= Hambaricho Mountain =

Mountain in Ethiopia

Hambaricho, (Amharic ሐምባርቾ), at an elevation of 3058 meters above sea level, is one of the highest mountains in southern Ethiopia. It is located in the Central Ethiopian Regional State in Kambata (Amharic ከምባታ) Zone. Durame, the capital city of Kambata Zone, is located at the foothills of the Hambaricho Mountain.
The mountain has a lot of historical, cultural, and spiritual significance to the local Kambata community.
It is believed that the first seven tribes of the Kambata lived on Mount Hambaricho from ancient times, and the Kambatas still refer to these groups as "Hambaricho Lamala" (ሀምበሪቾ ላማላ) (the seven kin-groups of Kambata) as the original/founding groups of the Kambata. As can be learned from historical sources based on oral traditions, people radiated from this historical center of Mount Hambaricho and began to settle around the mountain.

The Hambaricho Mountain and its ranges served as the administrative center and seat for successive Kambata kings from 16th century until the last decade of 19th century when the last Kambata Woma (king), Woma Dilbato Degoye, and his advisors were captured and executed during the invasion and military occupation of Kambata by the armies of Menelik II from 1890 to 1893.
The conquest ended the Kambata monarchy. The rule of the Woma was replaced by the rule of the Balabat, the local nobility until it lost importance after the Ethiopian civil war.However, Hambaricho continued to serve as acenter for the Kambata people. After the conquest of Kambata Dejazmatch Bashah Aboye was "believed to have relocated his garrison" headquarters to Hambaricho. Tessema Darge, who led the conquest against Kambatta, had "lived at Hambaricho garrison and then relocated it into a new garrison in Angacha, Kambata."

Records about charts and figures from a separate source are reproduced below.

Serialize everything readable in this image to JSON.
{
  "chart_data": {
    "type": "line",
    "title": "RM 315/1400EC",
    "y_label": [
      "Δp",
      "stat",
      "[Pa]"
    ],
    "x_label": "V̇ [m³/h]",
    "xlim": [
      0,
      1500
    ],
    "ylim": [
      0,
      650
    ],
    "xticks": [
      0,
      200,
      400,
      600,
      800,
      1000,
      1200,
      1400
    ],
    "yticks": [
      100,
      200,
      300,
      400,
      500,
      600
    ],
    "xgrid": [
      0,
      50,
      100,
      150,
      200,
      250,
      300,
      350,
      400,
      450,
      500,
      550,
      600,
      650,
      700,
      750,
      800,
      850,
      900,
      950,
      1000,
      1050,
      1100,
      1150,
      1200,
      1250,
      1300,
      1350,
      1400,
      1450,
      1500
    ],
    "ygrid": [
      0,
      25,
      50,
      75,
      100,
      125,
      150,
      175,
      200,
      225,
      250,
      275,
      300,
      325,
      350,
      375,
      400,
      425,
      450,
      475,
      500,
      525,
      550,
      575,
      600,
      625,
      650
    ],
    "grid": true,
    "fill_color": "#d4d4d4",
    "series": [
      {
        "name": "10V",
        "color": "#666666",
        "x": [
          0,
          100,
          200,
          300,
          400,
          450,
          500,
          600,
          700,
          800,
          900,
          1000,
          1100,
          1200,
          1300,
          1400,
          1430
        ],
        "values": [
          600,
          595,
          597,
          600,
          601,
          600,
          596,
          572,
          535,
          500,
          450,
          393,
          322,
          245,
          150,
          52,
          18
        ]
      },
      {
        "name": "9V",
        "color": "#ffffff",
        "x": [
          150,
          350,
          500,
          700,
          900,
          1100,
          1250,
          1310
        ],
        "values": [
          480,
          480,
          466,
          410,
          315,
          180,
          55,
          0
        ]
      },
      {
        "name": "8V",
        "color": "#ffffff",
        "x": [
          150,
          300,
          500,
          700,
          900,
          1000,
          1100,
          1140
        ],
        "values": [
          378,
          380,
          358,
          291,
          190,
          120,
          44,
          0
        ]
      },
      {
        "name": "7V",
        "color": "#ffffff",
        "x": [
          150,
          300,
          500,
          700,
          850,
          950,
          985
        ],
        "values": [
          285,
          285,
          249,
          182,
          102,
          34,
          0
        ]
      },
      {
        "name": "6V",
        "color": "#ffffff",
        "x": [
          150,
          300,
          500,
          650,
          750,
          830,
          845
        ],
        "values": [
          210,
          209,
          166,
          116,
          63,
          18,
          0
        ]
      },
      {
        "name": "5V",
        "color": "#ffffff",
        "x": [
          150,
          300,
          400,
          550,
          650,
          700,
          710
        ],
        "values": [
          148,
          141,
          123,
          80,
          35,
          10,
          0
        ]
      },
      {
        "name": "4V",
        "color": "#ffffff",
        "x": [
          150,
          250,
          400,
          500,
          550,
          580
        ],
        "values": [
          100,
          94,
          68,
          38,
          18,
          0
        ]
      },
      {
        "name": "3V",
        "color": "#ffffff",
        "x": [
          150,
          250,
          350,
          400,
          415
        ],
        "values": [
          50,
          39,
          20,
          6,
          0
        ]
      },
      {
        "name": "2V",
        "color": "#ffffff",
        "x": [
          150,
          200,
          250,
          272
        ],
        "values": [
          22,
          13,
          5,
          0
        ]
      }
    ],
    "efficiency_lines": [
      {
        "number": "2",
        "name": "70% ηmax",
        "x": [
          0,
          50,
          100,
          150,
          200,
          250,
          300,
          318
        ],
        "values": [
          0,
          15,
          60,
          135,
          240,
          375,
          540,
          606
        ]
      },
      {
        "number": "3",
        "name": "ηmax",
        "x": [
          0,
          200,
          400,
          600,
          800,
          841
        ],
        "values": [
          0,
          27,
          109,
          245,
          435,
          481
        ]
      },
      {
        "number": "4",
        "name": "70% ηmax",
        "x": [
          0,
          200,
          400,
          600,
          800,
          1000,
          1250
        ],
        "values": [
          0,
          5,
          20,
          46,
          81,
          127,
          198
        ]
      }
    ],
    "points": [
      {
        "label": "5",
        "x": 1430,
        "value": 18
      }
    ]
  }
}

The Kambata people (ከምባቲ ምናደቡ) used to gather in Hambaricho annually to celebrate the Masala festival with gifata (patriotic and war songs) and shalla (cultural songs and dances) in the presence of the revered Abba Serecho (አባ ሰሬቾ), who was generally believed to have possessed immense Spiritual gift, spiritual power. Today, one can get a panoramic view of Hambaricho from Durame, an administrative center of Kambata Zone, and from other places in the Zone. The Kambata Zone administration has built 777 staircases that crisscross the mountain from the bottom to the summit which made the Hambaricho Mountain easily accessible for local and international visitors & tourists. The Hambaricho 777 Eco Tourism project was managed by Kambata engineers from the project from site survey and design to construction and completion of the stairs, demonstrating a great engineering performance. In the words of the Regional Centre for Mapping of Resources for Development (RCMRD) expert, Degalo Sendabo, the newly inaugurated Hambaricho Mountain staircase is "one of the best viewpoints to see the Great Rift Valley of Eastern Africa." The 777 stairs project, coupled with other ongoing Hambaricho Tourism and Green Development Projects (HT GDP), is part and parcel of making "the historical center of Kambata people" one of the tourist destination centers in Southern Ethiopia. In 2025 Kambata Zone built over 700 new staircases which increased the total staircases of the Hambaricho Mountain to over 1,500 staircases.